Troisième demi-finale – après-midi
programme
Anton Kraft – Concerto en do majeur op. 4
Orchestre Royal de Chambre de Wallonie, dir. Vahan Mardirossian
Il maîtrise les aspects techniques sans faille et possède une technique digitale extraordinaire, mais son interprétation émotionnelle laisse à désirer. La gradation d'intensité, le crescendo et le diminuendo font pratiquement défaut.
Une moindre collaboration ; il y a des passages où il ne se distingue pas suffisamment du contexte orchestral. À certains moments, on note un manque de clarté ; un ajout original d'un scherzo, une contribution personnelle qui n'était pas prévue par le compositeur, trouble ou obscurcit la clarté du son, alors que cela aurait pu être mieux équilibré.
programme
Leopold Hofmann – Concerto en ré majeur Badley D3
Orchestre Royal de Chambre de Wallonie, dir. Vahan Mardirossian
Une interprétation convaincante dans son approche particulière de ce concerto, choisi par beaucoup de candidats, où Simon Tetzlaff savoure chaque moment de son jeu.

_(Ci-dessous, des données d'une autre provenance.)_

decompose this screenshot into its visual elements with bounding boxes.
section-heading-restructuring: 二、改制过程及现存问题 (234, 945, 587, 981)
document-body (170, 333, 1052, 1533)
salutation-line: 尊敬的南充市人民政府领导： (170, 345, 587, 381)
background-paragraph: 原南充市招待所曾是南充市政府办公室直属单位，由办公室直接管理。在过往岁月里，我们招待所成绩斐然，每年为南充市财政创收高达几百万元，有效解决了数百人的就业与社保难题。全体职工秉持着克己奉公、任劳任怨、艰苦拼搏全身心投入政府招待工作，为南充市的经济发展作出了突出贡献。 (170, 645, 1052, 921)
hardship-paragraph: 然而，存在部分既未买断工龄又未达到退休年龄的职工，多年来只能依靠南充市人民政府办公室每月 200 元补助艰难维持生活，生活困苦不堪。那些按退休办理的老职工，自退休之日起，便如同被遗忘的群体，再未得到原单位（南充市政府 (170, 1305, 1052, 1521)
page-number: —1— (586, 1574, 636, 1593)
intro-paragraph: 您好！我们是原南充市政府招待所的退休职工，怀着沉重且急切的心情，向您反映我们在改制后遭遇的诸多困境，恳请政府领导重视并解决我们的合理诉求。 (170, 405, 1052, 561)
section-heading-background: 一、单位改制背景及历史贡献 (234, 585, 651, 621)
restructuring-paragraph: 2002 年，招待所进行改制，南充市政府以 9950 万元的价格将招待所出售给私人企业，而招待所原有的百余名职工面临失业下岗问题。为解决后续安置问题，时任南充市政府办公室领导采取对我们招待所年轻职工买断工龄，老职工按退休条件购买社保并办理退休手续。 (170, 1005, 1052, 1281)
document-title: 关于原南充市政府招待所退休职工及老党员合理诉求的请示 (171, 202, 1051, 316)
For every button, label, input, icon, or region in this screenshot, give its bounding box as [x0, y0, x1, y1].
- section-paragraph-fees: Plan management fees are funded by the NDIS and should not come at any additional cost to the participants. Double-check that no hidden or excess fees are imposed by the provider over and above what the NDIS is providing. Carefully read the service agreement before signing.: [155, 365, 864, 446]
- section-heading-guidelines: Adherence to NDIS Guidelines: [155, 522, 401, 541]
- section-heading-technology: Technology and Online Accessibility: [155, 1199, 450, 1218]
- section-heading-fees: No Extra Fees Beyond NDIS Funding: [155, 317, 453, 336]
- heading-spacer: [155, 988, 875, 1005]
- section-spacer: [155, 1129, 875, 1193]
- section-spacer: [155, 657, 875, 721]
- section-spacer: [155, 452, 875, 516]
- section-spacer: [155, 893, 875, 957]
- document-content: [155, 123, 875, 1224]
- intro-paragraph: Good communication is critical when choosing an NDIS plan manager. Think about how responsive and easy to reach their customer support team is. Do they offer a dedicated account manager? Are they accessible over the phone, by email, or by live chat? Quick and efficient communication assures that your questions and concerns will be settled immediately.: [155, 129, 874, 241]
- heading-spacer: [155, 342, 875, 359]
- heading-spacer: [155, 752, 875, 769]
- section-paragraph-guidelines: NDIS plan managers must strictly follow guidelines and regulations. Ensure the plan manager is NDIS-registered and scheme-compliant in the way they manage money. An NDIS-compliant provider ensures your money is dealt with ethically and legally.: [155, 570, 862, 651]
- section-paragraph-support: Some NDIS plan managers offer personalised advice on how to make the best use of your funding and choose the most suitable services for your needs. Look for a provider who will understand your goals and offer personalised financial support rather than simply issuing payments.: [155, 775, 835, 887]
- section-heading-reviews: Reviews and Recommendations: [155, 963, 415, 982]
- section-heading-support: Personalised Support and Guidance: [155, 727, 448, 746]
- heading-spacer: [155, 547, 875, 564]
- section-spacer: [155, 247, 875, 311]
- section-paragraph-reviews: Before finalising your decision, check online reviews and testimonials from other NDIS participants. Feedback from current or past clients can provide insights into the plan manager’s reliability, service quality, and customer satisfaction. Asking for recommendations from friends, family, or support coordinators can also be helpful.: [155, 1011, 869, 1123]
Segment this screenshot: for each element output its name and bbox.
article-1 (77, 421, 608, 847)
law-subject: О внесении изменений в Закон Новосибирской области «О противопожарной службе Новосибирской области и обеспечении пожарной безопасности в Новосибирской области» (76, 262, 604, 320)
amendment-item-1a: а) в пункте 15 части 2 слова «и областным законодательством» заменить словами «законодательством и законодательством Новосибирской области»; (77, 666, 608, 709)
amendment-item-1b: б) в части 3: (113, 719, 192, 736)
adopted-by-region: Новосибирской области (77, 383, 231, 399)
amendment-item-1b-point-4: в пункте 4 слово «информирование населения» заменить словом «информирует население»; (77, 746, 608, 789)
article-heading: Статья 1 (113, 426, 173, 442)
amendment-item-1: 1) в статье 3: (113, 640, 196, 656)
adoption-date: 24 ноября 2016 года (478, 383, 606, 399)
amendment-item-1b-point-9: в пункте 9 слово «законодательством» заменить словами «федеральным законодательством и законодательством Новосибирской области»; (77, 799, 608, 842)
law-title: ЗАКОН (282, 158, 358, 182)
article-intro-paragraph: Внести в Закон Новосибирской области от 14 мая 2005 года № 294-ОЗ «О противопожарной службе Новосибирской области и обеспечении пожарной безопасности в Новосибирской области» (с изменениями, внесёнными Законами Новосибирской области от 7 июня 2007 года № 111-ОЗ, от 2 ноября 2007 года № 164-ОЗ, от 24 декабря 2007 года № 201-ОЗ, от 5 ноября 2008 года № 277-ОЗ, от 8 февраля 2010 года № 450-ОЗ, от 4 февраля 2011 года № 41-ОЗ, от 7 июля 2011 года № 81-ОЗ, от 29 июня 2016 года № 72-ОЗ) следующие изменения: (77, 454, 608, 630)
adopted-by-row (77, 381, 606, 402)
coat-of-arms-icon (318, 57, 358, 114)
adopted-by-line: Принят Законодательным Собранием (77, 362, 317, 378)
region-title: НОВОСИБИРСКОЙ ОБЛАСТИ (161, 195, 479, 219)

Par le biais du phrasé, de l'intonation et de la précision technique dans la palette sonore, le spectre de couleurs et la beauté de sa voix de violoncelle, il met la musique pleinement en valeur. Il joue avec confiance, présence, musicalité et intuition dans un jeu de clarté, de douceur et de gloire où, par l'attitude distinctive du musicien, le violoncelle se distingue comme protagoniste.
programme
Harold Noben – Caféine
Zoltan Kodály – Sonate en si mineur op. 8
Yukie Takai, pianiste accompagnatrice
En plus de la pièce obligatoire de Noben, il propose également la sonate de Kodály, soulignant ainsi la parenté entre la musique classique suédoise et hongroise. Son jeu témoigne d'une profonde émotionnalité et d'une intégration harmonieuse des thèmes : des rêveries sur des terres lointaines et des motifs ethnographiques. Par son approche réfléchie, méticuleuse et soignée, Marcus Michelin a le potentiel d'apporter des innovations dans la technique du violoncelle et de dépasser les normes courantes et acceptées. Je suis curieux de voir comment le jury réagira à cela.
programme
Harold Noben – Caféine
Bohuslav Martinů – Sonate n. 2 H 286
Antonín Dvořák – Klid (Silent Woods) op. 68/5 B 173
Noreen Polera, pianiste accompagnatrice
Un jeu énergique, sensible, avec des doigts nerveux sur l'archet, qui crée une sensation de vulnérabilité paradoxale et de fragilité. Elle possède une souplesse particulière ; sa musique, dans son flux irrépressible, donne l'impression que l'interprétation est unique. Tout son corps se met en mouvement dans l'interprétation de ce répertoire bien assimilé. Ce qu'elle a appris dans son étude technique est complètement intériorisé. Un phrasé significatif, une sonorité excellente. Bien qu'elle en soit encore au début de sa carrière, elle montre des signes de croissance artistique.